Specialized Treatment

Gynecologic cancers can strike at any age, but early and appropriate treatment can help you beat the odds.

At Mount Carmel our fellowship-trained gynecologic oncologists work directly with specialists in radiation oncology, radiology, pathology and others to develop a personalized treatment plans that offers you the most precise and effective therapy available. And our Clinical Trial and Cancer Risk Programs give you every possible advantage.

Treatment for gynecologic cancers depends on several factors, including the type of cancer, its extent (stage), its location and your overall health. Among the available treatments are:


In addition to use in staging cancers procedures for endometrial and cervical cancers, Mount Carmel's gynecologist oncologists are now using laparoscopy to treat cancers. Laparoscopy is used in the treatment of endometrial cancers, which involves the removal of the uterus, fallopian tubes, and ovaries.  It also can be used to perform a lymph node sampling as well to determine the extent of the cancer. Radical hysterectomies for the treatment of cervical cancer can also be performed laparoscopically as well. This less-invasive approach results in decreased pain and recovery time, allowing you to more quickly return to your normal routines - in two weeks rather than the traditional four to six weeks.

Radiation Therapy

Radiation therapy is used to try to cure cancer, control its growth or relieve symptoms. It's generally provided in collaboration between our gynecologic and radiation oncologists.

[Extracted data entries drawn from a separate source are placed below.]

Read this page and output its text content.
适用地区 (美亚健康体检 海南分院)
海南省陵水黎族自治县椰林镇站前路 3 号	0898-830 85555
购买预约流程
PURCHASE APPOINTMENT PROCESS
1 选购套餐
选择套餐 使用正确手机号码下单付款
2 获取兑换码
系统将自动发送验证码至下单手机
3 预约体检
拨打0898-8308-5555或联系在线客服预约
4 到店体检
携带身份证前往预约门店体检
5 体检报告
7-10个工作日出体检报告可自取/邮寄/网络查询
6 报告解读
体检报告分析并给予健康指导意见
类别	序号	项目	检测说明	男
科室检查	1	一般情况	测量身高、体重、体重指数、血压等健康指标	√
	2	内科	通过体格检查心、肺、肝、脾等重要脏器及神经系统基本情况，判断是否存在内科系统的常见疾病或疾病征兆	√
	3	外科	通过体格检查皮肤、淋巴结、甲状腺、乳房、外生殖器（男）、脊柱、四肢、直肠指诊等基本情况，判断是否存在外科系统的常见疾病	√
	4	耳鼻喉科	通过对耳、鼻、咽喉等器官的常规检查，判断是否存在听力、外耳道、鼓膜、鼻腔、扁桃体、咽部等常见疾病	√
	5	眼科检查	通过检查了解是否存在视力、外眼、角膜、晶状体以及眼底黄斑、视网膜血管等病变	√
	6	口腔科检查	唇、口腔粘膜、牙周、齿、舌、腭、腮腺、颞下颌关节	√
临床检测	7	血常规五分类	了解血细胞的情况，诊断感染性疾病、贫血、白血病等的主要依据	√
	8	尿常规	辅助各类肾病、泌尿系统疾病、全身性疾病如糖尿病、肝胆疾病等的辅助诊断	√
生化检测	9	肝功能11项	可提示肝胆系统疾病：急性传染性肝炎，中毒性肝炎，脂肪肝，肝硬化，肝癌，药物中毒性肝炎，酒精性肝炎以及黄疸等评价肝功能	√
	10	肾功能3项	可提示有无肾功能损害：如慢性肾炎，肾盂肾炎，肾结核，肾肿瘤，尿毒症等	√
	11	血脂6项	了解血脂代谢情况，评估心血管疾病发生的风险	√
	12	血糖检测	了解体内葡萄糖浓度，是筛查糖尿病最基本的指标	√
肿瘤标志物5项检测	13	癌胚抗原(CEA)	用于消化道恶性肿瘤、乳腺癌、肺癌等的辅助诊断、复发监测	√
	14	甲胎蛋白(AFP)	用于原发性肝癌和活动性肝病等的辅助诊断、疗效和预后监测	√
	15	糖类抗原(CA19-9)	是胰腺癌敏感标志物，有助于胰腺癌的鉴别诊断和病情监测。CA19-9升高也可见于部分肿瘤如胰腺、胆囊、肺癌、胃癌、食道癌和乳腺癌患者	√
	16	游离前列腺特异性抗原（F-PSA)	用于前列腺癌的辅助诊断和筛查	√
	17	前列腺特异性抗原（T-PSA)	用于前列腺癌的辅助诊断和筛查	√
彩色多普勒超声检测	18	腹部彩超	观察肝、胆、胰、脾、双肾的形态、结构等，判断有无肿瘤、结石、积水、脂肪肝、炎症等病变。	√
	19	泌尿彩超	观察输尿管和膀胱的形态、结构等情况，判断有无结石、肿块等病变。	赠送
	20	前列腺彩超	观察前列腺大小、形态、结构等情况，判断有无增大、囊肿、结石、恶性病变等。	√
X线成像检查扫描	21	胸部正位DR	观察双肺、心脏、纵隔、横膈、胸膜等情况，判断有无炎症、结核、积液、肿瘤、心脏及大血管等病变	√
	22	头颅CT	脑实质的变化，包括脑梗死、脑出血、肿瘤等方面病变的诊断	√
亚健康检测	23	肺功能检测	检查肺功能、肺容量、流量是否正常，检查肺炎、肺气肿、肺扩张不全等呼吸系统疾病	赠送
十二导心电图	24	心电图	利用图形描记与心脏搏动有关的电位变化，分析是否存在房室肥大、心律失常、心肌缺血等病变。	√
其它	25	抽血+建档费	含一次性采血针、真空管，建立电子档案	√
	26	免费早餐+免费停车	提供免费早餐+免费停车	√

Radiation therapy works within cancer cells by damaging their ability to multiply. When these cells die, the body naturally eliminates them. Healthy tissues are also affected by radiation, but they are able to repair themselves in a way cancer cells cannot. Among the radiation therapies available to you at Mount Carmel are:

  • External Beam Radiation Therapy - Similar to getting an X-ray, this painless treatment involves a series of outpatient treatments to accurately deliver radiation to the cancer. They are often given in a series of daily sessions, each taking less than half an hour, Monday through Friday, for five to six weeks.

  • Brachytherapy - Particularly important in the treatment of vaginal, cervical and uterine cancers, this treatment involves placing radioactive sources in or next to the cancer, and is usually done at the same time or after external beam radiation therapy. Low-dose rate brachytherapy is delivered over the course of 24 to 72 hours. You will be admitted into the hospital to receive this treatment. Depending of the type of cancer you have, you may need to have several sessions of brachytherapy to cure your cancer.


Chemotherapy is a treatment option when the cancer has spread outside of its original location or when other therapies have failed. Chemotherapy may shrink the cancer or slow its growth and relieve symptoms. Typically, a combination of two or more drugs is given to decrease the chance of cancer cells becoming resistant to the therapy.